Then I found this outfit and shuddered a little. I remember Little Miss in this when we were in D.C. – it was a great trip, but she was so full of energy that it wore us out. That was the time we discovered that “relaxing” and “getaway” no longer belonged in the same sentence together – not when we have kids in tow.
That was also the time we realized that the most telling sign of Little Miss’ fatigue was when she sang her ABC’s, back to back to back to back to back. Until she ran out of steam. If you were on the Moonlight Trolley Tour with us that night – and you would remember us, I assure you - I am so, so sorry.
Finally, I moved on to Thumper’s clothes, and a different sort of pang hit me. Apart from nostalgia, I was also lamenting the disappearance of a baby from this house as I packed the onesies from her first year away into a bin.
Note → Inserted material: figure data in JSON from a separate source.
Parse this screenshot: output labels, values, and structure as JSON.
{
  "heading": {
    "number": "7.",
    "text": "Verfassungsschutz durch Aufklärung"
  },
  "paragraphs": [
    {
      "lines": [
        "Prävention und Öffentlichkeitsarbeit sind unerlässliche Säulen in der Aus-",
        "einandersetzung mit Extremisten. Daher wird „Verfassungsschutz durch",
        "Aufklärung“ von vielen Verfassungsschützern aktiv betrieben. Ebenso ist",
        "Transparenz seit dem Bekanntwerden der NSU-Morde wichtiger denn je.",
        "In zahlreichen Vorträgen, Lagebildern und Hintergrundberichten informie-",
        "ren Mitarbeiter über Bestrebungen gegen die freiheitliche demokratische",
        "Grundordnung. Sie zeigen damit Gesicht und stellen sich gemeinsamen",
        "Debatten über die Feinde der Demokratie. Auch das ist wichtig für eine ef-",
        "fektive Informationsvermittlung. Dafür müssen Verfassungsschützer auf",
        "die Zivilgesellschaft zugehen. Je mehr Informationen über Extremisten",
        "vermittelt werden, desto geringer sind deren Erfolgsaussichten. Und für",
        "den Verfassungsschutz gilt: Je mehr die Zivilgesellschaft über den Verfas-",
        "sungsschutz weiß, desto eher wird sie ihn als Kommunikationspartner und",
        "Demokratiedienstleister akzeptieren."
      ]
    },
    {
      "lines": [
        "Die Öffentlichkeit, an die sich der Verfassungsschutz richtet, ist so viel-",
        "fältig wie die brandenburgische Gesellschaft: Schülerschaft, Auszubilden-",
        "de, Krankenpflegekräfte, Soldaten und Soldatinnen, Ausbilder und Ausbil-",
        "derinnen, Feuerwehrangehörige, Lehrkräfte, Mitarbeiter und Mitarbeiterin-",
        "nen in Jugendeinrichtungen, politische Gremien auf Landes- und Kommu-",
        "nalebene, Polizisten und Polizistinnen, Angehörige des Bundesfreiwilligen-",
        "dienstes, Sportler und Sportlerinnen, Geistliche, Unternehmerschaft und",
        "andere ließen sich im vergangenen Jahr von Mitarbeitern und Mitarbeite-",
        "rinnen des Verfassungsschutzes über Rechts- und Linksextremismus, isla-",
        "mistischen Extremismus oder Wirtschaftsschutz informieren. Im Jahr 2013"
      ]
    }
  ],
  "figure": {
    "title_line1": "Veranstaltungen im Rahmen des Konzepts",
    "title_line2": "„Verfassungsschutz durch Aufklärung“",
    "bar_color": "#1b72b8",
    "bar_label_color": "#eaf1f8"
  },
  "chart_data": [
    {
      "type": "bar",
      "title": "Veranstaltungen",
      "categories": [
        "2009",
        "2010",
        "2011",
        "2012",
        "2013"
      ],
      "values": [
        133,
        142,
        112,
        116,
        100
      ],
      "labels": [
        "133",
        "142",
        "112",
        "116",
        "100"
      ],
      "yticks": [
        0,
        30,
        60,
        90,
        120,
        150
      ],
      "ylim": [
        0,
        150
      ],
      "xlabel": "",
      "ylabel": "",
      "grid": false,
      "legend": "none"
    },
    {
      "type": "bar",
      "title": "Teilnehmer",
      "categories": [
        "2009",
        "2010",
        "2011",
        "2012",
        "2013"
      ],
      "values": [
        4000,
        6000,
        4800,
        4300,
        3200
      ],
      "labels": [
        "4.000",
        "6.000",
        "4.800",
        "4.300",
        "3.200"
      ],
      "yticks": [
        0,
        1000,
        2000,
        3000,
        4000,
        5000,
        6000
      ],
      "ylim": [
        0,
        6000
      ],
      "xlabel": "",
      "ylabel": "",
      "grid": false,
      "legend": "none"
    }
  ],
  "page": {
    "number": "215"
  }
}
I realized that there would never be another from our house who would ever wear those again.
A few of the outfits I adored were passed down from Little Miss, and knowing that both girls grew in and then out of them, I just couldn’t bring myself to part with them.
Especially this one:
Sure, it’s a little worn, but when it’s something this precious, it could never look weathered to me. Only well loved.
I remember Little Miss wearing this when she first felt the sand under her feet. Before that, she never wanted to be on the beach without her shoes. That day, we removed her shoes after some coaxing, and she tentatively took her steps as if she was learning to walk again. That was before we moved closer to the beach, and now she can’t wait to be buried in the sand, let alone barefoot run on it.
I also remember Thumper prancing in this garment with unsteady feet after she first started walking on her own. So eager. So proud. So bruised.
Such great memories. Such wonderful girls. It’s comforting to know that there would be more of these to come, and clothes will not be the only mementoes of these moments I want filed away under, “never, ever forget”.
Without such aids, whether visual or otherwise, to help conjure long forgotten memories back to life, I fear that I would lose them altogether. I have thousands of pictures of my girls, but not many contain the breadth and depth of emotion of something as tangible as a dress or a blankie.
Perhaps that is why, despite the myriad stains on the front, despite the fraying edges, I have this last dress stashed away just for myself, so that when I want to - need to - remember, I can.